I am invulnerable. I am war incarnate. I am the anvil upon which my enemies break. But I am hollow, a shell filled with liquid fire. How long before it overtakes my fragile form and burns me down to ash?
Tsu’gan opened his eyes. The branding rod had gone deep, a savage scoring in his right bicep that retraced his previous glories.
He found his teeth gritted with a rime of blood from when he’d bitten his lip. It wasn’t pain that drove the Salamander to do this, but anger. Tsu’gan had hoped upon promotion to the 1st Company that he would re-find his purpose, quell the choler inside him. Induction to the Firedrakes, his isolation on Prometheus surrounded by relics of champions, fighting alongside the Chapter’s mightiest heroes had only intensified the flame within.
It was as useful as it was debilitating. Unleashed on the battlefield, Tsu’gan’s battle rage made him formidable if reckless. His weakness had been noticed, however. Before, when he was brother-sergeant of 3rd Company, it had been Fugis who got closest to discovering his destructive masochism; now it was Praetor, veteran sergeant of the Firedrakes and Tu’Shan’s mailed fist in matters when th
e Regent was otherwise engaged, who watched him.
Mercifully, Praetor’s duties were many and kept him busy. Tsu’gan had no reason to suspect the veteran sergeant’s interest was anything more than mild concern.
The deaths of his battle-brothers bothered Tsu’gan greatly. Seeing heroes sundered, the other Firedrakes whom he regarded as invincible, shook his faith more deeply than he cared to admit. Only since Kadai had it been this way. He had idolised his former captain. His demise and the nature of it had left a crack of imperfection in Tsu’gan’s psyche. Like any wound that is left untended, it had festered and grown.
He had accepted it; accepted death was part of his warrior calling, before that fateful moment. A strange divergence of destiny had begun after that mission. Tsu’gan was no psyker, but he felt the shifting of fate nonetheless. He had taken to reading scrolls of prophecy, absorbing the encrypted wisdom of his forebears. Admittance to the Pantheon Chamber and the Tome of Fire was not permitted but there was lore enough on Prometheus in its vault-chambers and reliquary-shrines to satisfy Tsu’gan’s appetite. His path was his own. He would not allow another to dictate it to him.

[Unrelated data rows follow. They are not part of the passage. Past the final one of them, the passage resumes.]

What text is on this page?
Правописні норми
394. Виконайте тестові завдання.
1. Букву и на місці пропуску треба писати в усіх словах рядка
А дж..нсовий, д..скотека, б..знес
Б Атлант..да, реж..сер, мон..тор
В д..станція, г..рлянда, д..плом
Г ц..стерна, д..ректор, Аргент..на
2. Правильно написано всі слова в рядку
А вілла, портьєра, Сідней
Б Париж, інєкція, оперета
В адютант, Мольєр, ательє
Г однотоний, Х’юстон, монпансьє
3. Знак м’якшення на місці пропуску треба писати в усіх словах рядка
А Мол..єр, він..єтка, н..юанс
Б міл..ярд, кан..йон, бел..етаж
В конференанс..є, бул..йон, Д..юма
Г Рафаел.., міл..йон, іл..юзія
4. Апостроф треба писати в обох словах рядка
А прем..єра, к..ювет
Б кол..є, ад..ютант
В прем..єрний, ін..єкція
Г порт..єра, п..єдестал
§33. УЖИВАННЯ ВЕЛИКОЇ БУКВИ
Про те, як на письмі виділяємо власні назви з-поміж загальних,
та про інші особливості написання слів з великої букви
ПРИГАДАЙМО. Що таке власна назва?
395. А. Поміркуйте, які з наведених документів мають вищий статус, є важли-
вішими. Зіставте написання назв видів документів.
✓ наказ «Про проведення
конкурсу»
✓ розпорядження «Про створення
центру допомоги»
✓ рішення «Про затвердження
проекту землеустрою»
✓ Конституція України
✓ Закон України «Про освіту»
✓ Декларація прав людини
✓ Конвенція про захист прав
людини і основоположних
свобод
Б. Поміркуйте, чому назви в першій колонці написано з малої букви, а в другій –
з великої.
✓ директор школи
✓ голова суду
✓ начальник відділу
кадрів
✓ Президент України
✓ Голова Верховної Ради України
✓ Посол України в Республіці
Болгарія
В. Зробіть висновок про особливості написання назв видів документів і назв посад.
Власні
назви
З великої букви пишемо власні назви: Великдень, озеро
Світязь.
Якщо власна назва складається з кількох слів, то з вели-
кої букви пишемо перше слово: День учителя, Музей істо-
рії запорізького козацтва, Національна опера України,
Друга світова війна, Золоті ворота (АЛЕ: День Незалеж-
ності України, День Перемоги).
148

Tsu’gan stood on a dais of burning coals. His bare feet smouldered, tendrils of smoke twisting through his toes, but he felt no discomfort. His body was inured to such things.
I feel nothing…
A drakescale loincloth preserved his dignity. This was the way of tribal Nocturne. Tradition was important to its peoples, so too to their superhuman guardians. Tsu’gan’s arms were held loosely by his sides as Maikar, his brander-priest, went to work. Only the clanking of the nearby votive-servitor, its cumbersome brazier cradle crackling with heat, invaded the sepulchral silence.
There were no lights in the solitorium. He preferred the dark. It hid his thoughts, dampened them for a time. The flash of fire, glowing coals and the luminance of Maikar’s cybernetic implants provided the only light.